A single magnetic strip 22D can be used in combination with a thin metallic strip 22E (not shown). The magnetic strip 22D can be adhered to the subfloor and the thin metallic strip 22E can be fastened to the underside of the tracks 22 or visa versa, the magnetic strip 22D can be attached to the underside of the track 22 and the thin metallic strip 22E can be attached to the subfloor. When the track 22 is made of a magnetic metal, it can be held by magnetic attraction without the need for the metallic strip 22E. Similarly, if the track 22 is formed of a plastic or other non-metallic material, magnetic materials (e.g., small pieces of magnets iron or other magnetic materials) can be incorporated therein, forming a magnetic structure from a non-magnetic material.
By providing magnet 24 in the form of an electromagnet, i.e., a magnet that achieves its magnetic properties when provided with an electric current, it is possible to lay the invention in place, and when it is in the correct location, electrify magnet 24, resulting in magnet 24 becoming joined to magnet 22D of track 22. In order to disassemble the molding of the invention, it is possible to de-energize magnet 24, allowing for simple and easy removal.

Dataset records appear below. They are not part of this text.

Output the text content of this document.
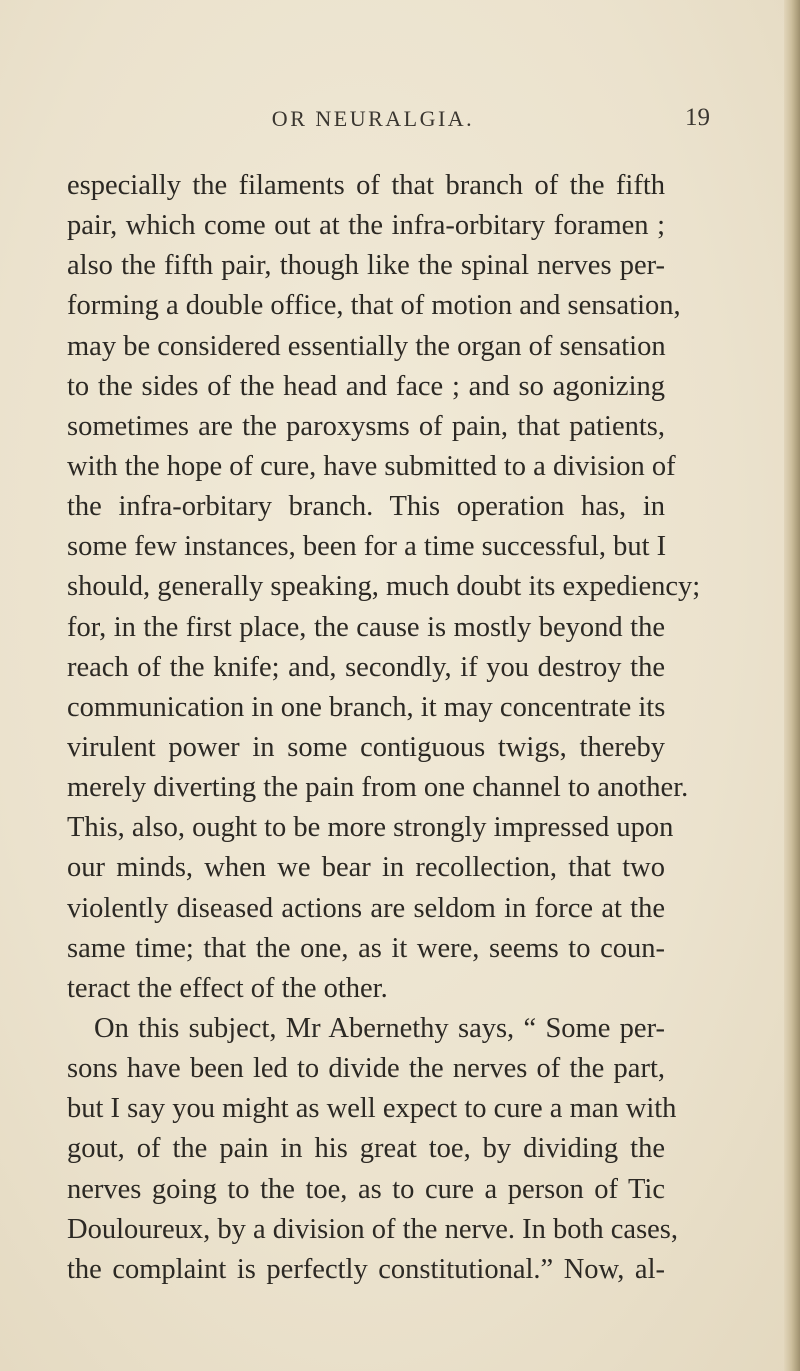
OR NEURALGIA.	19
especially the filaments of that branch of the fifth
pair, which come out at the infra-orbitary foramen ;
also the fifth pair, though like the spinal nerves per-
forming a double office, that of motion and sensation,
may be considered essentially the organ of sensation
to the sides of the head and face ; and so agonizing
sometimes are the paroxysms of pain, that patients,
with the hope of cure, have submitted to a division of
the infra-orbitary branch. This operation has, in
some few instances, been for a time successful, but I
should, generally speaking, much doubt its expediency;
for, in the first place, the cause is mostly beyond the
reach of the knife; and, secondly, if you destroy the
communication in one branch, it may concentrate its
virulent power in some contiguous twigs, thereby
merely diverting the pain from one channel to another.
This, also, ought to be more strongly impressed upon
our minds, when we bear in recollection, that two
violently diseased actions are seldom in force at the
same time; that the one, as it were, seems to coun-
teract the effect of the other.
On this subject, Mr Abernethy says, “ Some per-
sons have been led to divide the nerves of the part,
but I say you might as well expect to cure a man with
gout, of the pain in his great toe, by dividing the
nerves going to the toe, as to cure a person of Tic
Douloureux, by a division of the nerve. In both cases,
the complaint is perfectly constitutional.” Now, al-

It is additionally possible to provide one or more of the structures of the invention as part of a larger generic structure, from which the individual elements can be removed. Such "break-away" sections can be manufactured as described in U.S. Pat. No. 6,860,074, herein incorporated by reference in its entirety.
The structures of the invention as described above, are typically used in the construction of a floor or at a joint between disparate floors. Such floors are often found in residential structures (e.g., single and multi-family houses, condominiums, townhomes, co-operatives, apartments, and lobbies of such buildings), commercial structures (e.g., retail stores, strip malls, shopping malls, office buildings, hotels, restaurants, supermarkets, banks, churches, airports and other transit stations), public structures (e.g., stadiums and arenas, schools, museums, theaters, post offices, hospitals, courthouses and other government buildings), as well as industrial structures (e.g., manufacturing plants, mills, and warehouses).
It should be apparent that embodiments other than those specifically described above may come within the spirit and scope of the present invention. Hence, the present invention is not limited by the above description.